Dresden. Während geopolitische Spannungen zunehmen und Extremwetterlagen häufiger werden, ist Sachsen auf den Ernstfall unzureichend vorbereitet. Der Zivilschutz im Freistaat steckt in einem kritischen Zustand. Öffentliche Schutzräume fehlen völlig, wichtige Infrastruktur ist lückenhaft, und die Finanzierung hinkt den Erfordernissen weit hinterher. Innenminister Armin Schuster (CDU) spricht von einem „erheblichen Nachholbedarf“.
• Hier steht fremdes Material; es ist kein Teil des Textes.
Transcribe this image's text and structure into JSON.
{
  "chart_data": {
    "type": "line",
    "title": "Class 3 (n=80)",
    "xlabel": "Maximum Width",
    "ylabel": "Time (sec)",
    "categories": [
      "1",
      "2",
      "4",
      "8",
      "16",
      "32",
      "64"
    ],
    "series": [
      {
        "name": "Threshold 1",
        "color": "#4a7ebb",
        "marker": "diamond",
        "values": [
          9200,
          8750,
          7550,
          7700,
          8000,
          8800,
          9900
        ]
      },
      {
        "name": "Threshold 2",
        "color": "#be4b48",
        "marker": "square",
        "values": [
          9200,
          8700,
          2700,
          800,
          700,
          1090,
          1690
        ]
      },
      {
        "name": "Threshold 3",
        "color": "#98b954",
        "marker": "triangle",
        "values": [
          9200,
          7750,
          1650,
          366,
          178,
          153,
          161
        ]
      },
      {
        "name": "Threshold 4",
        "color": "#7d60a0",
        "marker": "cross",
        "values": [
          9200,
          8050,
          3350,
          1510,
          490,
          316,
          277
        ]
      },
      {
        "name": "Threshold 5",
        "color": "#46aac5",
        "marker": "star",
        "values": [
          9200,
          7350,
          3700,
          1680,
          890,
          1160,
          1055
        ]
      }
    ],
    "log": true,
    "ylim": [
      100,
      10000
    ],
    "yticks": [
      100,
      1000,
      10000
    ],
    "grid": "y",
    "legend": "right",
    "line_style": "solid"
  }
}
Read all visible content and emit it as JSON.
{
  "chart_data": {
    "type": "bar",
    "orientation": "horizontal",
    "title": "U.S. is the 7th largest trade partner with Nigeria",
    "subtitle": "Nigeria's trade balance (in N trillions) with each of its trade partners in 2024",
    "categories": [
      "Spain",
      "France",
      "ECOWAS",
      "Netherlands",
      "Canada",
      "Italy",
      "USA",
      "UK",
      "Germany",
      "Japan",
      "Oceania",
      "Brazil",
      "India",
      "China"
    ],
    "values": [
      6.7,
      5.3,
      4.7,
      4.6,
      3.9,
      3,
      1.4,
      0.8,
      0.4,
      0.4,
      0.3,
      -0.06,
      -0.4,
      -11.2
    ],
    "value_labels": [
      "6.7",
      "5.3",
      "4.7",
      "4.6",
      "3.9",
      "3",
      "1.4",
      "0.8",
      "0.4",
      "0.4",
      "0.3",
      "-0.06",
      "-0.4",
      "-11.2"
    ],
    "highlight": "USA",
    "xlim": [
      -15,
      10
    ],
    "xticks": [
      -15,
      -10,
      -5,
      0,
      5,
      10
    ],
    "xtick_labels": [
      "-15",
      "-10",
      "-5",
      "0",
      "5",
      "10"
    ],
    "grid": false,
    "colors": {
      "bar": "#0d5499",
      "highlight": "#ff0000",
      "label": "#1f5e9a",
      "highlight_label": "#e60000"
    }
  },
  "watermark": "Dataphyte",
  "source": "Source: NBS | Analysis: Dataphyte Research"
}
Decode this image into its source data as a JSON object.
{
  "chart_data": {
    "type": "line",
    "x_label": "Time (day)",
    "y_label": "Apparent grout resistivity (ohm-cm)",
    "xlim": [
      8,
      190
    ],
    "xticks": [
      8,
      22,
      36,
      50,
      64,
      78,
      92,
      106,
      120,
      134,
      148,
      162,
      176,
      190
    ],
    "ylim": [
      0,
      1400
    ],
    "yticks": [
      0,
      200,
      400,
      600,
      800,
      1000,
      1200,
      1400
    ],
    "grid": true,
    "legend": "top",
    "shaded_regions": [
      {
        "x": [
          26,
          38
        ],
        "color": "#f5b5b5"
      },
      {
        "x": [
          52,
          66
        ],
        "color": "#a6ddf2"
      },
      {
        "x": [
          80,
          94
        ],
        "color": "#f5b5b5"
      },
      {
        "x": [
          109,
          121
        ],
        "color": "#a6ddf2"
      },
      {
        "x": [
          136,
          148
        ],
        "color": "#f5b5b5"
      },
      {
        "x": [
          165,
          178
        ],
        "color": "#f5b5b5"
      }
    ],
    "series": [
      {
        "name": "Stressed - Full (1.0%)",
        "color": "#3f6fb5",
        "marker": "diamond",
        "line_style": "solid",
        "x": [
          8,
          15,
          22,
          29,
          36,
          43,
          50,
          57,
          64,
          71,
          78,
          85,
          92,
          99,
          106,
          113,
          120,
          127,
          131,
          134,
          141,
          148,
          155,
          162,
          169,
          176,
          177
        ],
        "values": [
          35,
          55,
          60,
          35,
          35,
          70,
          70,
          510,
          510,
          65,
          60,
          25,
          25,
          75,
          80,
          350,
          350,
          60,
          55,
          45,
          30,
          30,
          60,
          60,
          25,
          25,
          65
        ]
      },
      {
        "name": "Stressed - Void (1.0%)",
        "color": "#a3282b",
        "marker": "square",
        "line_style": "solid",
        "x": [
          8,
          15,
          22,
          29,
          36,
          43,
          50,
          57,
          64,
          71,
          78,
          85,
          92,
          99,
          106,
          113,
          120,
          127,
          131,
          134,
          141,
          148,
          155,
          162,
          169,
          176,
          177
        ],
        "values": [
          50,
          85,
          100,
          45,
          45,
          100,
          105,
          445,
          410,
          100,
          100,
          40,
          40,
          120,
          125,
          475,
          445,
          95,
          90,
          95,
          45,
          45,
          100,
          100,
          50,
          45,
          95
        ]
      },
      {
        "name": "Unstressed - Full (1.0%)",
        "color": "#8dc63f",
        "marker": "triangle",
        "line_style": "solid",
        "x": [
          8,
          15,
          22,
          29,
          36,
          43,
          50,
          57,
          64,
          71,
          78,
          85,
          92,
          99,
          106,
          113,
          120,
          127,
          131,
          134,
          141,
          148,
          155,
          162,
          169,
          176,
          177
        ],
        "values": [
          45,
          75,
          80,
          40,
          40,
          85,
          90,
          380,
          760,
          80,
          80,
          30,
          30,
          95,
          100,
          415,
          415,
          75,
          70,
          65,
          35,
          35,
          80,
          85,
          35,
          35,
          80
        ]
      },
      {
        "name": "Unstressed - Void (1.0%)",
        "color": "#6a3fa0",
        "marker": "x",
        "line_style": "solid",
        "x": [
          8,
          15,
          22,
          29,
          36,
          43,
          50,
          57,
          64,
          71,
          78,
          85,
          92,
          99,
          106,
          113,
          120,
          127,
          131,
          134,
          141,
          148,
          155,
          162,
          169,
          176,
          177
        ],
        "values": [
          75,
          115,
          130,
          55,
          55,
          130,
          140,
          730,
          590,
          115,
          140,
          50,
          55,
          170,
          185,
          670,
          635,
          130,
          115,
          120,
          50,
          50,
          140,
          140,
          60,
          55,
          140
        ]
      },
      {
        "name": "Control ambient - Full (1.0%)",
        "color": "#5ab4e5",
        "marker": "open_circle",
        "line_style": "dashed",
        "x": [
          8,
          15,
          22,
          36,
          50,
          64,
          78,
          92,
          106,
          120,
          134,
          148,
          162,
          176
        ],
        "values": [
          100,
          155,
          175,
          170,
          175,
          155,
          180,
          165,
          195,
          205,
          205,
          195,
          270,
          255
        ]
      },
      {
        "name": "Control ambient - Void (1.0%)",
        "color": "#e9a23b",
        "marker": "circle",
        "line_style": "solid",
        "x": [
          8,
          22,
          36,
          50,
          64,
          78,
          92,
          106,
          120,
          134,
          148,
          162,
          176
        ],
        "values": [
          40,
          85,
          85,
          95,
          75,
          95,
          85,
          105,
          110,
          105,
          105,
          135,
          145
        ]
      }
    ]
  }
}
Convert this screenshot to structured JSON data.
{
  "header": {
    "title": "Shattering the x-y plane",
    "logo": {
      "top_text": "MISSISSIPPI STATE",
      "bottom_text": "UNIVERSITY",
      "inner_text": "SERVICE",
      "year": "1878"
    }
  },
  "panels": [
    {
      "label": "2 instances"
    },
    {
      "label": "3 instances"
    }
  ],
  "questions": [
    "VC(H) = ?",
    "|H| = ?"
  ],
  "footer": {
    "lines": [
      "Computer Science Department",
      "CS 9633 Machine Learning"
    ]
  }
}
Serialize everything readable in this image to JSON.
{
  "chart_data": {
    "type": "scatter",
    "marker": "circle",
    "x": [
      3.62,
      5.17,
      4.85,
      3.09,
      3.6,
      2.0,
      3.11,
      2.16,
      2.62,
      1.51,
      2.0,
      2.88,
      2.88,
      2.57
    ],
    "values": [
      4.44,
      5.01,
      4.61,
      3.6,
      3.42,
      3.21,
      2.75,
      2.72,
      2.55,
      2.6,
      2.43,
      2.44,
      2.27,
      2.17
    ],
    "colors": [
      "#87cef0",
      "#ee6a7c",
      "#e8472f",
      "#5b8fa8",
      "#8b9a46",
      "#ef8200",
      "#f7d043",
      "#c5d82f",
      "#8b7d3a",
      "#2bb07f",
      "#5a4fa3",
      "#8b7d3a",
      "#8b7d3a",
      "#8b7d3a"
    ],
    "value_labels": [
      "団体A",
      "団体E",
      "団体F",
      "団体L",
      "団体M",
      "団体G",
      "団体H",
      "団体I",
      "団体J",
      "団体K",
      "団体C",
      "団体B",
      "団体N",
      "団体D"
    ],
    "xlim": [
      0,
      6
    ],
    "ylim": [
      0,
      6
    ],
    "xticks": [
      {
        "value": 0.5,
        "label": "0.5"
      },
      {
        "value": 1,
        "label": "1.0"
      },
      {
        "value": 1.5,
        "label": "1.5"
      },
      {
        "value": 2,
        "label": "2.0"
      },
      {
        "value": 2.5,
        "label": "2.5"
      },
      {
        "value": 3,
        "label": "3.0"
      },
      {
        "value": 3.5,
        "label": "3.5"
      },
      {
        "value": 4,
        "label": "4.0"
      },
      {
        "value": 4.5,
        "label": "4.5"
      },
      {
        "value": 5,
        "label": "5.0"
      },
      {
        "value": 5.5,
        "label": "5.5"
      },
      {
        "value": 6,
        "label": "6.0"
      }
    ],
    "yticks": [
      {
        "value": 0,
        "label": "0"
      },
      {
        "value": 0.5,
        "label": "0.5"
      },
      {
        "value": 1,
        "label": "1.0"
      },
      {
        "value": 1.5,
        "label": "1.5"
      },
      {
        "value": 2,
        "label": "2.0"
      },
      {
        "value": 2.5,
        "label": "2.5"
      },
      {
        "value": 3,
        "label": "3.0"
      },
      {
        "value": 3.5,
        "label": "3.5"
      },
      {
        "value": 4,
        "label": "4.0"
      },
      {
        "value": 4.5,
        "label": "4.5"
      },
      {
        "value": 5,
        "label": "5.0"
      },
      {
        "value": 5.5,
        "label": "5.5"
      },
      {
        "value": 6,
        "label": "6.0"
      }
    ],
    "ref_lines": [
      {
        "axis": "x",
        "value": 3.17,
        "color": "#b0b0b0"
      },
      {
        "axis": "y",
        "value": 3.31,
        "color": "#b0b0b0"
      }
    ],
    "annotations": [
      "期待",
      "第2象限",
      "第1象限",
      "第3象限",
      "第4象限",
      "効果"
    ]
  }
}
„Zeitenwende“ erfordert neues Denken im Zivilschutz
„Wir müssen im Zivil- und Katastrophenschutz endlich Schritt halten mit der Zeitenwende in der Landesverteidigung“, forderte Schuster auf Nachfrage. Der Bund sei als Hauptverantwortlicher bislang zu zögerlich bei zentralen Aufgaben wie Warnsystemen, Versorgungskapazitäten, strategischen Reserven oder der Drohnenabwehr. Nun allerdings, so Schuster, habe die Bundesregierung dem Thema im Koalitionsvertrag den notwendigen Stellenwert eingeräumt.
Der CDU-Politiker weiß, wovon er spricht: Vor seinem Wechsel in die sächsische Landespolitik war Schuster Präsident des Bundesamtes für Bevölkerungsschutz und Katastrophenhilfe (BBK).
Keine Schutzräume für die Bevölkerung
Ein besonders alarmierender Fakt: In ganz Sachsen existieren laut BBK derzeit keine öffentlichen Schutzräume. Der Grund: Nach der Wiedervereinigung wurden die vorhandenen Schutzanlagen in Ostdeutschland nicht in das bundesweite Schutzkonzept integriert. Das bedeutet: Im Fall einer militärischen oder chemischen Bedrohung gäbe es für die Zivilbevölkerung keinen sicheren Rückzugsort.
Das sächsische Innenministerium beziffert den Finanzbedarf für den Aufbau eines wirksamen Zivilschutzes auf rund zehn Milliarden Euro innerhalb der kommenden zehn Jahre – bundesweit. Damit könnten unter anderem Rechtsgrundlagen modernisiert, Ausstattungen beschafft und Betreuungskapazitäten aufgebaut werden.
Krankenhäuser auf Ernstfälle besser vorbereitet
Ein Kontrastprogramm zeigt sich im Gesundheitswesen. Laut Gesundheitsministerium erfüllen Sachsens Krankenhäuser längst die gesetzlichen Anforderungen zur Katastrophenvorsorge. Jede Klinik ist verpflichtet, sogenannte KAEP – Alarm- und Einsatzpläne – vorzuhalten und regelmäßig mit Behörden und Rettungsdiensten abzustimmen.
Das Klinikum St. Georg in Leipzig etwa führt regelmäßig Katastrophenübungen durch. „Wir testen gemeinsam mit Rettungsdiensten und anderen Kliniken, ob alle Abläufe im Ernstfall reibungslos funktionieren“, erklärte Kliniksprecherin Manuela Powollik.
Im Falle eines Massenanfalls von Verletzten kann das Klinikum innerhalb von ein bis zwei Stunden vollständig auf Notbetrieb umstellen. Personal wird automatisiert über SMS und Telefon alarmiert. Die medizinische Infrastruktur – von Notaufnahme über Radiologie bis hin zur Intensivmedizin – steht rund um die Uhr zur Verfügung.
Besonders hervorzuheben ist das integrierte Traumazentrum, das mehrere Fachbereiche wie Unfall- und Kinderchirurgie, Intensivmedizin, Brandverletztenversorgung und plastische Chirurgie vereint. Damit ist das Klinikum auf praktisch jedes Notfallszenario vorbereitet – anders als der staatliche Zivilschutz.
Gesundheitswesen voraus – Staat hinkt hinterher
Während Sachsens Kliniken ihre Hausaufgaben gemacht haben, zeigt sich der staatliche Katastrophenschutz als lückenhaft und unterfinanziert. Es fehlt nicht nur an Schutzräumen, sondern an einer umfassenden Sicherheitsarchitektur für die Bevölkerung im Ernstfall. Die Politik hat den Mangel erkannt – doch bis sich das in konkretem Schutz für Bürgerinnen und Bürger niederschlägt, wird es Jahre dauern. Ein gefährlicher Zustand in einer Zeit wachsender Unsicherheit.